Best Saving Plans In India That Give Better Returns Than Fixed Deposits With Safety And Easy Access

When it comes to growing your money securely, fixed deposits (FDs) have long been a go-to option for Indian investors. However, with changing financial needs and better alternatives available, FDs are no longer the only choice. Today, several saving options offer higher returns, safety, and more flexibility than traditional FDs.

If you’re looking for the best saving plan in India that combines return, security, and easy access, it’s worth exploring a mix of government-backed schemes, market-linked investments with low volatility, and life insurance-based plans like endowment policies.

Why look beyond fixed deposits?

While fixed deposits offer capital protection and fixed interest, their returns—typically between 5% to 7.5%—may not always beat inflation. Also, interest earned on FDs is fully taxable, reducing the post-tax returns further. Additionally, premature withdrawals can attract penalties, making them less flexible during emergencies.

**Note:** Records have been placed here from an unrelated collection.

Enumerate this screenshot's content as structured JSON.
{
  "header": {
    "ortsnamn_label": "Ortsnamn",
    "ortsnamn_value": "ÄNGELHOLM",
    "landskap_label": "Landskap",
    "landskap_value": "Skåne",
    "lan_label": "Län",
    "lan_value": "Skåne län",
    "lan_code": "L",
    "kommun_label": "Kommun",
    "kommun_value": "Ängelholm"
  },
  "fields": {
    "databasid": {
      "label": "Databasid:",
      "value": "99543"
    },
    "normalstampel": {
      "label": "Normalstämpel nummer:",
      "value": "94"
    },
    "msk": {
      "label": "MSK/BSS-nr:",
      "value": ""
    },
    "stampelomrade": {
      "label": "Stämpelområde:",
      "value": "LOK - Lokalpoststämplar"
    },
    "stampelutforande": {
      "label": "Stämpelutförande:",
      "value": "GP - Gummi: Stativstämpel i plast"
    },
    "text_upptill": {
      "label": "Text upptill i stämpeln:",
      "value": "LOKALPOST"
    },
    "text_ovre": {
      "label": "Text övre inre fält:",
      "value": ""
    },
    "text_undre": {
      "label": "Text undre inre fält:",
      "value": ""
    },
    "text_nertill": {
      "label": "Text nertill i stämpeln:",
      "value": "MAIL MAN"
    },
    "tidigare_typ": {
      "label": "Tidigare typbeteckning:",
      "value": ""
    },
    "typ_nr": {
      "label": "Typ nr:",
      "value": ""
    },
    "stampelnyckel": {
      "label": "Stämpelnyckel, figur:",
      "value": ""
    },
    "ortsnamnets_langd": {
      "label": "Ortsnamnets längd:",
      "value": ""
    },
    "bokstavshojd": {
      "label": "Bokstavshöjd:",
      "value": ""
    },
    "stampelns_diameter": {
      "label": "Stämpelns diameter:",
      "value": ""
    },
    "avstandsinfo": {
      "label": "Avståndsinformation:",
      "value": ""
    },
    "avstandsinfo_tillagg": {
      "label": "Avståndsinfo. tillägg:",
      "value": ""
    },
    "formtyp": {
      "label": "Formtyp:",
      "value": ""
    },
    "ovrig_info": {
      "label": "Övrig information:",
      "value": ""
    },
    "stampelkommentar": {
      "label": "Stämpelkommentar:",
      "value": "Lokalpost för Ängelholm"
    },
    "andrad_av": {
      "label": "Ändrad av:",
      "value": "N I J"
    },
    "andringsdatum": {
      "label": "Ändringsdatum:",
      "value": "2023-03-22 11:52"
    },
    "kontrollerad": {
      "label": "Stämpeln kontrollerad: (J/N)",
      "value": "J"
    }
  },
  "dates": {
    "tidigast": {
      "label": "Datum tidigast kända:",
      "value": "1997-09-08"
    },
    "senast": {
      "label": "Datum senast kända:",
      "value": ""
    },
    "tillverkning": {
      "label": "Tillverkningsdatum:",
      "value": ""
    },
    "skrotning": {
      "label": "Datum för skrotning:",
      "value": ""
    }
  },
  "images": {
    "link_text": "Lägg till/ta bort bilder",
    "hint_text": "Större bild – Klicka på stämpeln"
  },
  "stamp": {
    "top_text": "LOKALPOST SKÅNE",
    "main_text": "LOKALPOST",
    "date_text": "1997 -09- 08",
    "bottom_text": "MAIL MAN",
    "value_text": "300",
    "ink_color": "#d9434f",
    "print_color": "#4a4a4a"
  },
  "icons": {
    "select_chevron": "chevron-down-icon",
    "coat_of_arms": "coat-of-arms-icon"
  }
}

Investors today want more: tax efficiency, better liquidity, and growth that keeps up with rising costs. Fortunately, there are several alternatives that fulfil these expectations.

Best saving plans in India with better returns and flexibility

1. Public Provident Fund (PPF)

  • Interest Rate: ~7.1% (compounded annually)

  • Lock-in: 15 years

  • Safety: Backed by Government of India

  • Liquidity: Partial withdrawal from 6th year onwards

PPF offers tax-free returns and is ideal for long-term wealth accumulation. Though it has a longer lock-in period, partial withdrawals and loan facilities offer some liquidity.

2. Liquid Mutual Funds

  • Expected Returns: 4%–6%

  • Lock-in: None

  • Safety: Low-risk, short-term government and corporate instruments

  • Liquidity: Withdrawals processed in 24 hours

Liquid mutual funds are suitable for short-term needs and emergency funds. They are more tax-efficient than FDs, especially if held for over three years due to indexation benefits.

3. Recurring Deposits (RDs)

  • Returns: 5%–8%

  • Tenure: 6 months to 10 years

  • Liquidity: Premature withdrawal allowed (with penalty)

  • Safety: Bank-backed, low risk

RDs allow monthly savings and are perfect for salaried individuals looking to build a corpus without making a lump sum investment.

4. National Savings Certificate (NSC)

  • Returns: 7.7%

  • Lock-in: 5 years

  • Safety: Government-backed

  • Tax Benefit: Under Section 80C

Though the interest is taxable, it is compounded annually and re-invested, qualifying for further 80C deductions.

5. Post Office Monthly Income Scheme (POMIS)

  • Returns: ~7.4% monthly

  • Lock-in: 5 years

  • Liquidity: Premature exit allowed after 1 year (with penalty)

  • Safety: Government-backed

This is ideal for retirees or conservative investors seeking regular income with low risk.

6. Endowment Policy

An endowment policy is a life insurance plan that combines insurance with disciplined savings. It provides a lump sum on maturity or to the nominee in case of the policyholder’s demise during the policy term.

  • Returns: ~4%–6% (plus bonuses, if applicable)

  • Safety: Guaranteed maturity benefits

  • Liquidity: Loan facility available after a few years

  • Tax Efficiency: Premiums qualify under Section 80C; payouts may be exempt under Section 10(10D)

Endowment policies are suitable for conservative investors looking for stable returns and life cover in one plan.

7. Debt Mutual Funds

  • Returns: 6%–8%

  • Liquidity: Usually within 1–2 business days

  • Risk: Low to moderate, depending on fund type

If you’re looking for alternatives to FDs with similar safety and better returns, short-duration or low-duration debt funds can be a good fit.

Combining safety, returns, and access

For optimal results, consider diversifying your savings:

  • Use PPF and NSC for long-term security

  • Choose liquid mutual funds and RDs for emergencies

  • Add an endowment policy for life protection and guaranteed maturity benefits

Each of these saving plans has its strengths. By combining them, you ensure both growth and availability of funds when needed.

Conclusion

The best saving plan in India is not necessarily the one with the highest return but one that offers a healthy mix of safety, growth, and flexibility. Fixed deposits can still be a part of your portfolio, but supplementing them with options like PPF, NSC, liquid funds, or an endowment policy can improve overall returns without adding unnecessary risk.

 

By choosing wisely and reviewing your saving strategy regularly, you can meet short-term financial needs and long-term life goals with confidence.